Paris n’est pas la France : moins connue mais bien plus insidieuse est la mécanique du plafonnement des loyers. Ce dispositif a été initié par la loi Alur de mars 2014. Il consiste à limiter l’augmentation de loyer appliquée à un logement suite au départ d’un locataire. En d’autres termes, le bailleur n’a pas la faculté de rattraper les prix du marché au moment du changement du locataire, ce qui peut conduire à une dérive dans le temps, le loyer effectif divergeant de la valeur locative sans qu’il soit possible – a priori – d’agir. La loi de 1948 est de retour…

De plus, cette réglementation s’applique à tous les logements situés en zone dite « tendue », un très large ensemble de 28 agglomérations de plus de 50 000 habitants disséminées sur le territoire. L’impact en est donc renforcé.
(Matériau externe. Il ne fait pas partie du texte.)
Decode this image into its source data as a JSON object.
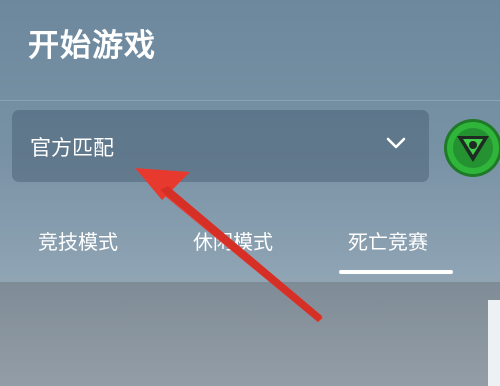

Pour être plus précis, le plafonnement s’applique au renouvellement d’un bail ou à la remise en location. Dans ce cas, le nouveau loyer est égal à celui du précédent bail indexé selon l’indice de référence des loyers (IRL) et ce, uniquement s’il n’y a pas eu d’indexation effectuée durant les 12 derniers mois. Il est cependant possible de sortir du plafonnement si le logement n’a pas été occupé par un locataire pendant plus de 18 mois ou si le bailleur est amené à réaliser des travaux d’amélioration ou de mise en conformité avec les caractéristiques de décence. Dans ce dernier cas, la hausse appliquée est de 15 % si le coût des travaux représentait entre six mois et un an de loyers. Lorsque les travaux dépassent en coût l’équivalent d’un an de location, le loyer peut être réévalué librement.
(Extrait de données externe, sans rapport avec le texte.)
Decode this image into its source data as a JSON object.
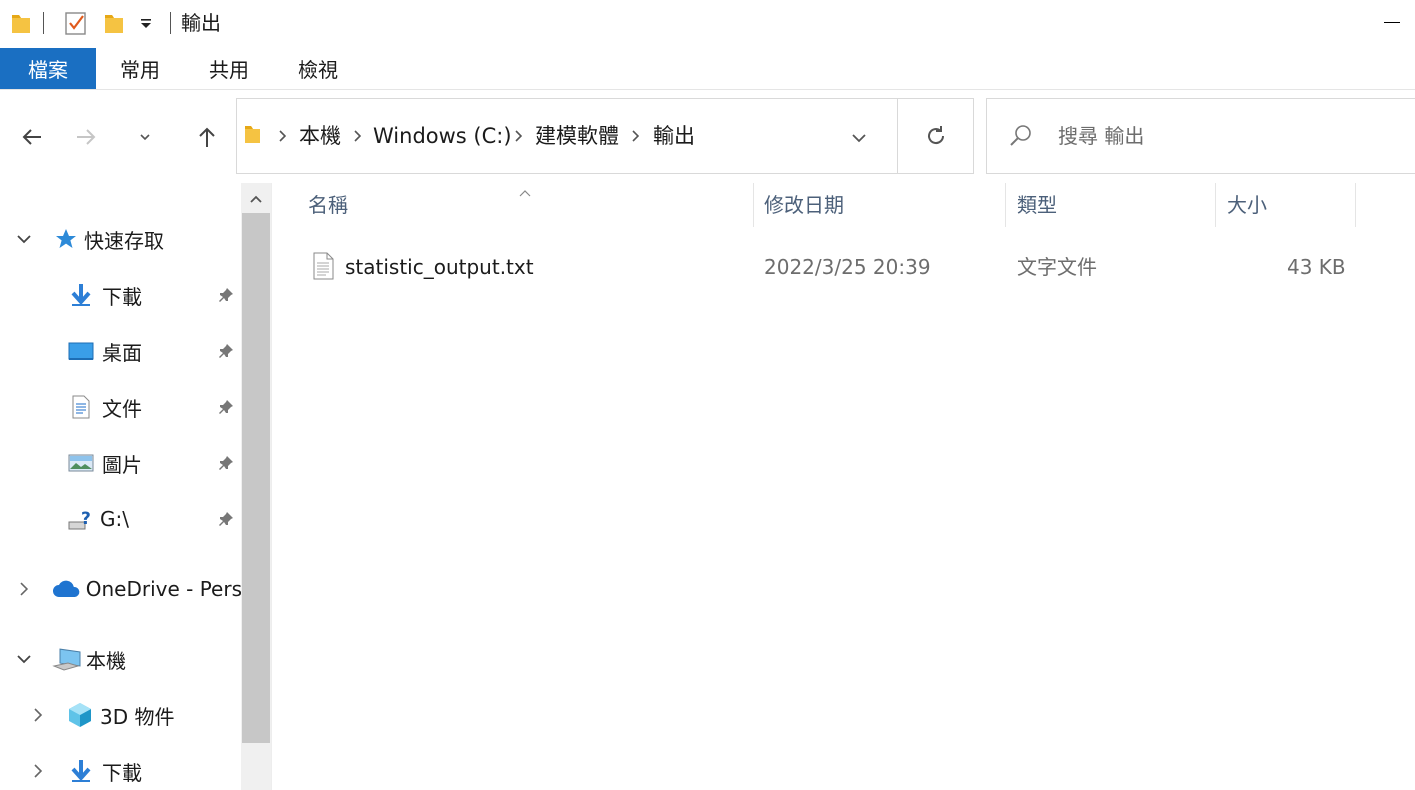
{
  "title_bar": {
    "title": "輸出",
    "icons": [
      "folder-icon",
      "properties-check-icon",
      "new-folder-icon",
      "customize-dropdown-icon"
    ]
  },
  "ribbon": {
    "tabs": [
      {
        "label": "檔案",
        "active": true
      },
      {
        "label": "常用",
        "active": false
      },
      {
        "label": "共用",
        "active": false
      },
      {
        "label": "檢視",
        "active": false
      }
    ]
  },
  "address_bar": {
    "crumbs": [
      "本機",
      "Windows (C:)",
      "建模軟體",
      "輸出"
    ]
  },
  "search": {
    "placeholder": "搜尋 輸出"
  },
  "sidebar": {
    "quick_access": {
      "label": "快速存取"
    },
    "quick_items": [
      {
        "label": "下載",
        "icon": "download-arrow-icon"
      },
      {
        "label": "桌面",
        "icon": "desktop-icon"
      },
      {
        "label": "文件",
        "icon": "documents-icon"
      },
      {
        "label": "圖片",
        "icon": "pictures-icon"
      },
      {
        "label": "G:\\",
        "icon": "unknown-drive-icon"
      }
    ],
    "onedrive": {
      "label": "OneDrive - Pers"
    },
    "this_pc": {
      "label": "本機"
    },
    "pc_items": [
      {
        "label": "3D 物件",
        "icon": "3d-objects-icon"
      },
      {
        "label": "下載",
        "icon": "download-arrow-icon"
      }
    ]
  },
  "file_list": {
    "columns": {
      "name": "名稱",
      "modified": "修改日期",
      "type": "類型",
      "size": "大小"
    },
    "sort_column": "name",
    "rows": [
      {
        "name": "statistic_output.txt",
        "modified": "2022/3/25 20:39",
        "type": "文字文件",
        "size": "43 KB"
      }
    ]
  },
  "colors": {
    "accent": "#1a6fc2",
    "header_text": "#4c607a",
    "folder": "#f5c342"
  }
}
Une gestion fine des actifs permet de limiter l’impact du plafonnement

Pour revenir à notre asset manager et au gestionnaire locatif avec qui il travaille, le plafonnement est un vrai sujet. Il est un piège dans lequel il ne faut pas tomber lorsque l’on étudie un immeuble au moment de son acquisition : si vos loyers semblent manifestement sous-évalués par rapport à la valeur locative, le rattrapage ne se fera pas du jour au lendemain, ce qui d’ailleurs a tendance à favoriser les investisseurs long terme au détriment des marchands de biens. La réglementation pousse les propriétaires à réaliser des travaux de rénovation aux changements de locataires pour profiter de la faculté qui leur est donnée de déplafonner les loyers. Le processus, pour permettre à un immeuble de rattraper son marché, peut donc prendre des années, au gré des changements de locataires.
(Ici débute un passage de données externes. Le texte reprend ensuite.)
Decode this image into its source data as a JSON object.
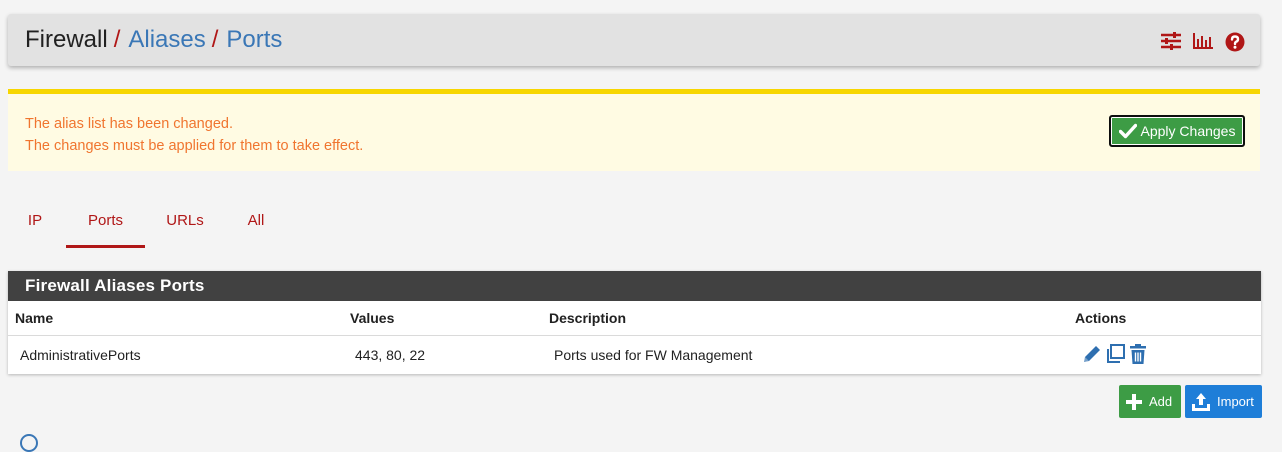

Pour autant, cette réglementation représente-t-elle un surcoût pour les investisseurs ? Dans la réalité, les baux concernés sont plutôt les plus anciens et, par conséquence, ceux où le logement nécessite des travaux de remise en état plus lourds que s’il s’agissait du départ d’un locataire récent. Lorsqu’un locataire est en place depuis longtemps, son niveau de loyer est faible, et il y aura aussi plus de chance qu’il faille faire des travaux d’amélioration suite à son départ. En d’autres termes, les investissements en travaux auraient de toute façon dû être réalisés : l’impact sur le business plan est donc pratiquement neutre. Il faut être patient, c’est tout.

Comme souvent lorsqu’il s’agit de logement, les effets d’annonce cachent une réalité plus subtile. Le fatras réglementaire, l’empilement des dispositifs législatifs n’empêchent pas le marché de fonctionner ; ils obligent ceux qui gèrent à plus d’attention pour que leurs prévisions reflètent la réalité du marché.